Take the mesmerising Educating Essex on Channel 4 – a fly-on-the-wall documentary in a comprehensive school which shows exceptionally humane and committed teachers and the idealism of state educators.

My Ugandan teachers would have beaten at least five of the pupils or thrown them out forever. That is Britain at its best. The NHS too was built on the idea of equality, excellence and collective healthcare. This small island has given the world amazing innovations and produced a vast number of pioneers in science and high and popular arts.

Our racially and culturally varied population is routinely decried by millions of Britons and some powerful and influential leaders. But imagine turning the clock back to the 1950s, to the safe and dull place they say it was then. How many indigenous Britons would, in all honesty, return to those times? In spite of racism, this nation has always been open to change, that is the secret of its success. We migrants have been part of that edgy and unfixed culture and beneficiaries too of long-settled constitutional entitlements. Britain, uniquely, gave incomers the vote as soon as they arrived. We have rights and freedoms we never had in our old countries, not even when they were under the British.

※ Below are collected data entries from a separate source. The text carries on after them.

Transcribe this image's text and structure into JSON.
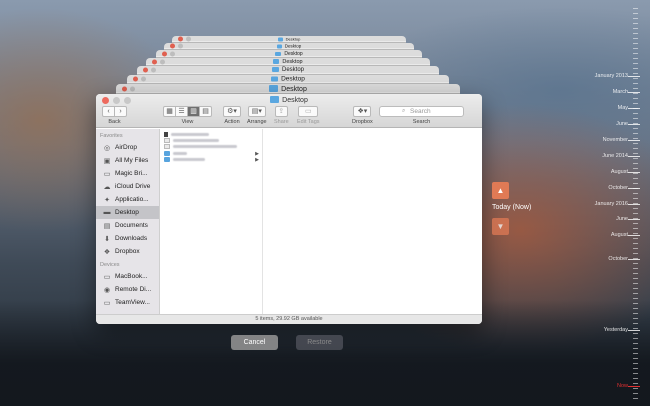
{
  "stack_windows": [
    {
      "title": "Desktop"
    },
    {
      "title": "Desktop"
    },
    {
      "title": "Desktop"
    },
    {
      "title": "Desktop"
    },
    {
      "title": "Desktop"
    },
    {
      "title": "Desktop"
    },
    {
      "title": "Desktop"
    },
    {
      "title": "Desktop"
    }
  ],
  "finder": {
    "title": "Desktop",
    "toolbar": {
      "back_label": "Back",
      "view_label": "View",
      "action_label": "Action",
      "arrange_label": "Arrange",
      "share_label": "Share",
      "edit_tags_label": "Edit Tags",
      "dropbox_label": "Dropbox",
      "search_label": "Search",
      "search_placeholder": "Search"
    },
    "sidebar": {
      "favorites_heading": "Favorites",
      "devices_heading": "Devices",
      "favorites": [
        {
          "label": "AirDrop",
          "icon": "airdrop-icon"
        },
        {
          "label": "All My Files",
          "icon": "all-files-icon"
        },
        {
          "label": "Magic Bri...",
          "icon": "folder-icon"
        },
        {
          "label": "iCloud Drive",
          "icon": "cloud-icon"
        },
        {
          "label": "Applicatio...",
          "icon": "applications-icon"
        },
        {
          "label": "Desktop",
          "icon": "desktop-icon",
          "selected": true
        },
        {
          "label": "Documents",
          "icon": "documents-icon"
        },
        {
          "label": "Downloads",
          "icon": "downloads-icon"
        },
        {
          "label": "Dropbox",
          "icon": "dropbox-icon"
        }
      ],
      "devices": [
        {
          "label": "MacBook...",
          "icon": "laptop-icon"
        },
        {
          "label": "Remote Di...",
          "icon": "disc-icon"
        },
        {
          "label": "TeamView...",
          "icon": "disk-icon"
        }
      ]
    },
    "status": "5 items, 29.92 GB available"
  },
  "buttons": {
    "cancel": "Cancel",
    "restore": "Restore"
  },
  "nav": {
    "current_label": "Today (Now)"
  },
  "timeline": [
    "January 2013",
    "March",
    "May",
    "June",
    "November",
    "June 2014",
    "August",
    "October",
    "January 2016",
    "June",
    "August",
    "October",
    "Yesterday",
    "Now"
  ]
}
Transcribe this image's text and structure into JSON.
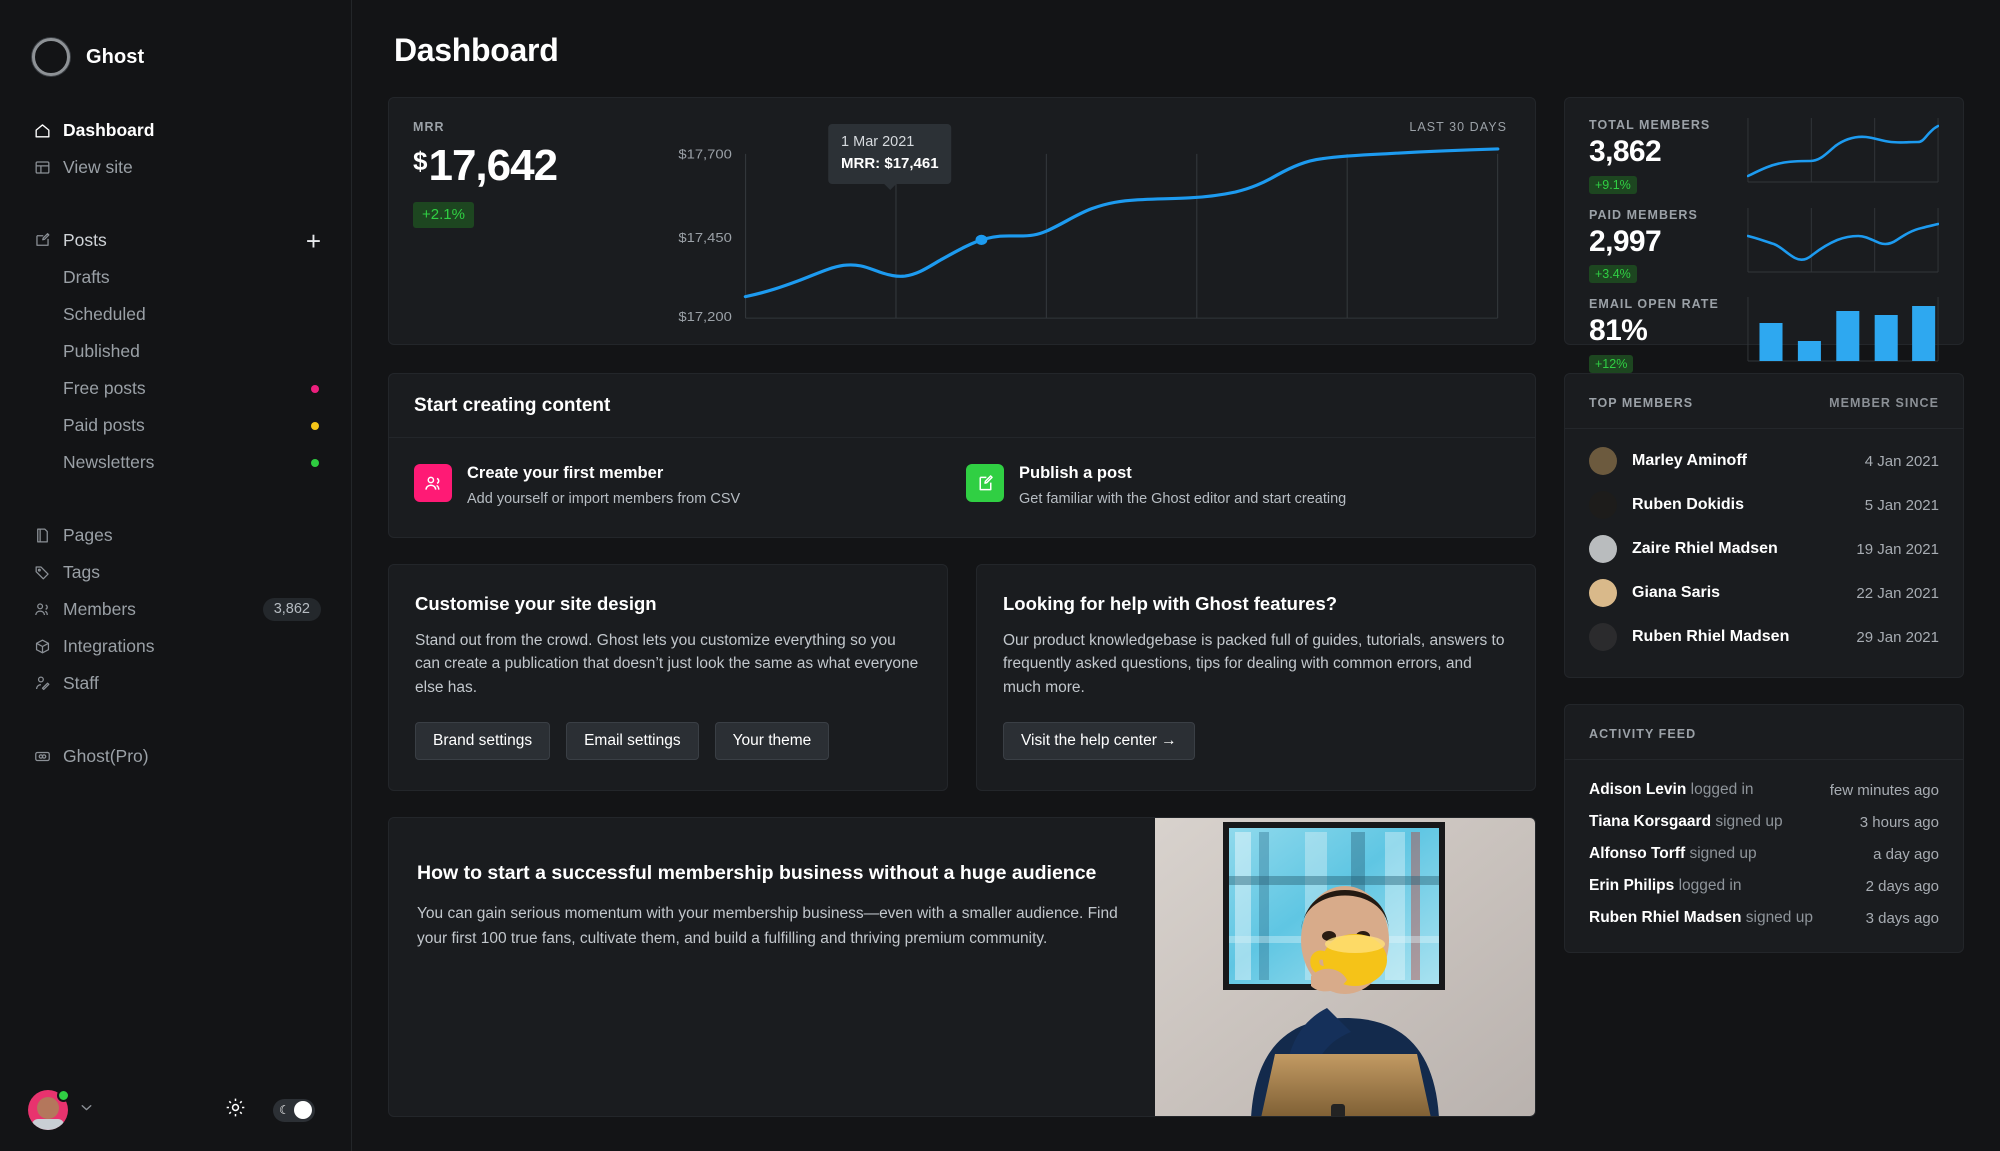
{
  "app": {
    "brand": "Ghost",
    "logo_icon": "ghost-logo-icon"
  },
  "sidebar": {
    "primary": [
      {
        "label": "Dashboard",
        "icon": "home-icon",
        "active": true
      },
      {
        "label": "View site",
        "icon": "layout-icon",
        "active": false
      }
    ],
    "posts": {
      "label": "Posts",
      "icon": "edit-icon",
      "add_icon": "plus-icon"
    },
    "post_sub": [
      {
        "label": "Drafts",
        "dot": ""
      },
      {
        "label": "Scheduled",
        "dot": ""
      },
      {
        "label": "Published",
        "dot": ""
      },
      {
        "label": "Free posts",
        "dot": "#ec1f7d"
      },
      {
        "label": "Paid posts",
        "dot": "#f5c518"
      },
      {
        "label": "Newsletters",
        "dot": "#2ecc40"
      }
    ],
    "secondary": [
      {
        "label": "Pages",
        "icon": "pages-icon",
        "pill": ""
      },
      {
        "label": "Tags",
        "icon": "tag-icon",
        "pill": ""
      },
      {
        "label": "Members",
        "icon": "members-icon",
        "pill": "3,862"
      },
      {
        "label": "Integrations",
        "icon": "box-icon",
        "pill": ""
      },
      {
        "label": "Staff",
        "icon": "staff-icon",
        "pill": ""
      }
    ],
    "tertiary": [
      {
        "label": "Ghost(Pro)",
        "icon": "ghost-pro-icon"
      }
    ],
    "footer": {
      "avatar_name": "user-avatar",
      "chevron_icon": "chevron-down-icon",
      "settings_icon": "gear-icon",
      "theme_toggle_icon": "moon-icon"
    }
  },
  "header": {
    "title": "Dashboard"
  },
  "mrr": {
    "kicker": "MRR",
    "currency": "$",
    "value": "17,642",
    "change": "+2.1%",
    "range_label": "LAST 30 DAYS",
    "tooltip": {
      "date": "1 Mar 2021",
      "line": "MRR: $17,461"
    }
  },
  "metrics": [
    {
      "kicker": "TOTAL MEMBERS",
      "value": "3,862",
      "change": "+9.1%",
      "spark": "line"
    },
    {
      "kicker": "PAID MEMBERS",
      "value": "2,997",
      "change": "+3.4%",
      "spark": "line"
    },
    {
      "kicker": "EMAIL OPEN RATE",
      "value": "81%",
      "change": "+12%",
      "spark": "bar"
    }
  ],
  "create": {
    "title": "Start creating content",
    "items": [
      {
        "icon": "members-add-icon",
        "color": "#ff1a75",
        "title": "Create your first member",
        "subtitle": "Add yourself or import members from CSV"
      },
      {
        "icon": "post-edit-icon",
        "color": "#30cf43",
        "title": "Publish a post",
        "subtitle": "Get familiar with the Ghost editor and start creating"
      }
    ]
  },
  "design_card": {
    "title": "Customise your site design",
    "body": "Stand out from the crowd. Ghost lets you customize everything so you can create a publication that doesn’t just look the same as what everyone else has.",
    "buttons": [
      "Brand settings",
      "Email settings",
      "Your theme"
    ]
  },
  "help_card": {
    "title": "Looking for help with Ghost features?",
    "body": "Our product knowledgebase is packed full of guides, tutorials, answers to frequently asked questions, tips for dealing with common errors, and much more.",
    "button": "Visit the help center →"
  },
  "article": {
    "title": "How to start a successful membership business without a huge audience",
    "body": "You can gain serious momentum with your membership business—even with a smaller audience. Find your first 100 true fans, cultivate them, and build a fulfilling and thriving premium community.",
    "image_alt": "man-drinking-coffee-at-laptop-photo"
  },
  "top_members": {
    "kicker": "TOP MEMBERS",
    "kicker_right": "MEMBER SINCE",
    "rows": [
      {
        "name": "Marley Aminoff",
        "date": "4 Jan 2021",
        "avatar": "#6c5a3e"
      },
      {
        "name": "Ruben Dokidis",
        "date": "5 Jan 2021",
        "avatar": "#1d1c1b"
      },
      {
        "name": "Zaire Rhiel Madsen",
        "date": "19 Jan 2021",
        "avatar": "#b9bcbe"
      },
      {
        "name": "Giana Saris",
        "date": "22 Jan 2021",
        "avatar": "#d9b98a"
      },
      {
        "name": "Ruben Rhiel Madsen",
        "date": "29 Jan 2021",
        "avatar": "#2b2b2d"
      }
    ]
  },
  "activity_feed": {
    "kicker": "ACTIVITY FEED",
    "rows": [
      {
        "name": "Adison Levin",
        "action": "logged in",
        "time": "few minutes ago"
      },
      {
        "name": "Tiana Korsgaard",
        "action": "signed up",
        "time": "3 hours ago"
      },
      {
        "name": "Alfonso Torff",
        "action": "signed up",
        "time": "a day ago"
      },
      {
        "name": "Erin Philips",
        "action": "logged in",
        "time": "2 days ago"
      },
      {
        "name": "Ruben Rhiel Madsen",
        "action": "signed up",
        "time": "3 days ago"
      }
    ]
  },
  "chart_data": [
    {
      "type": "line",
      "title": "MRR",
      "ylabel": "",
      "xlabel": "",
      "ytick_labels": [
        "$17,700",
        "$17,450",
        "$17,200"
      ],
      "ylim": [
        17200,
        17700
      ],
      "grid": true,
      "accent_color": "#1d9bf0",
      "annotation": {
        "x_label": "1 Mar 2021",
        "value": 17461,
        "text": "MRR: $17,461"
      },
      "x": [
        0,
        1,
        2,
        3,
        4,
        5,
        6,
        7,
        8,
        9,
        10,
        11,
        12,
        13,
        14,
        15,
        16,
        17,
        18,
        19,
        20,
        21,
        22,
        23,
        24,
        25,
        26,
        27,
        28,
        29
      ],
      "values": [
        17258,
        17266,
        17276,
        17288,
        17300,
        17310,
        17316,
        17314,
        17308,
        17304,
        17309,
        17320,
        17334,
        17348,
        17360,
        17366,
        17368,
        17380,
        17398,
        17416,
        17432,
        17444,
        17452,
        17461,
        17472,
        17486,
        17500,
        17520,
        17560,
        17612
      ]
    },
    {
      "type": "line",
      "title": "TOTAL MEMBERS",
      "grid": true,
      "accent_color": "#1d9bf0",
      "values": [
        10,
        18,
        27,
        34,
        38,
        40,
        41,
        42,
        56,
        70,
        76,
        78,
        76,
        73,
        72,
        74,
        76,
        77,
        78,
        79,
        78,
        74,
        82,
        92,
        96
      ]
    },
    {
      "type": "line",
      "title": "PAID MEMBERS",
      "grid": true,
      "accent_color": "#1d9bf0",
      "values": [
        62,
        58,
        54,
        50,
        48,
        40,
        28,
        22,
        26,
        34,
        42,
        50,
        58,
        64,
        66,
        62,
        54,
        48,
        46,
        52,
        62,
        72,
        78,
        82,
        84
      ]
    },
    {
      "type": "bar",
      "title": "EMAIL OPEN RATE",
      "grid": true,
      "accent_color": "#2ea8f0",
      "categories": [
        "1",
        "2",
        "3",
        "4",
        "5"
      ],
      "values": [
        60,
        32,
        78,
        72,
        88
      ],
      "ylim": [
        0,
        100
      ]
    }
  ]
}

The struggle to keep those alive is unending. I spoke at a fringe meeting organised by Liberty at the Lib Dem conference. Chaired by the brilliant Shami Chakrabarti (the daughter of immigrants), the meeting was about defending the Human Rights Act, hated by the Tories who want to replace it with a more limited bill of rights. The room was packed with activists who understand that human rights are sacred and belong to the good, bad and ugly, the deserving and undeserving. Remember it was Churchill who instigated and pushed for the European Convention on Human Rights. That was Britain being great. Cameron's PR stunt is not. It only grates.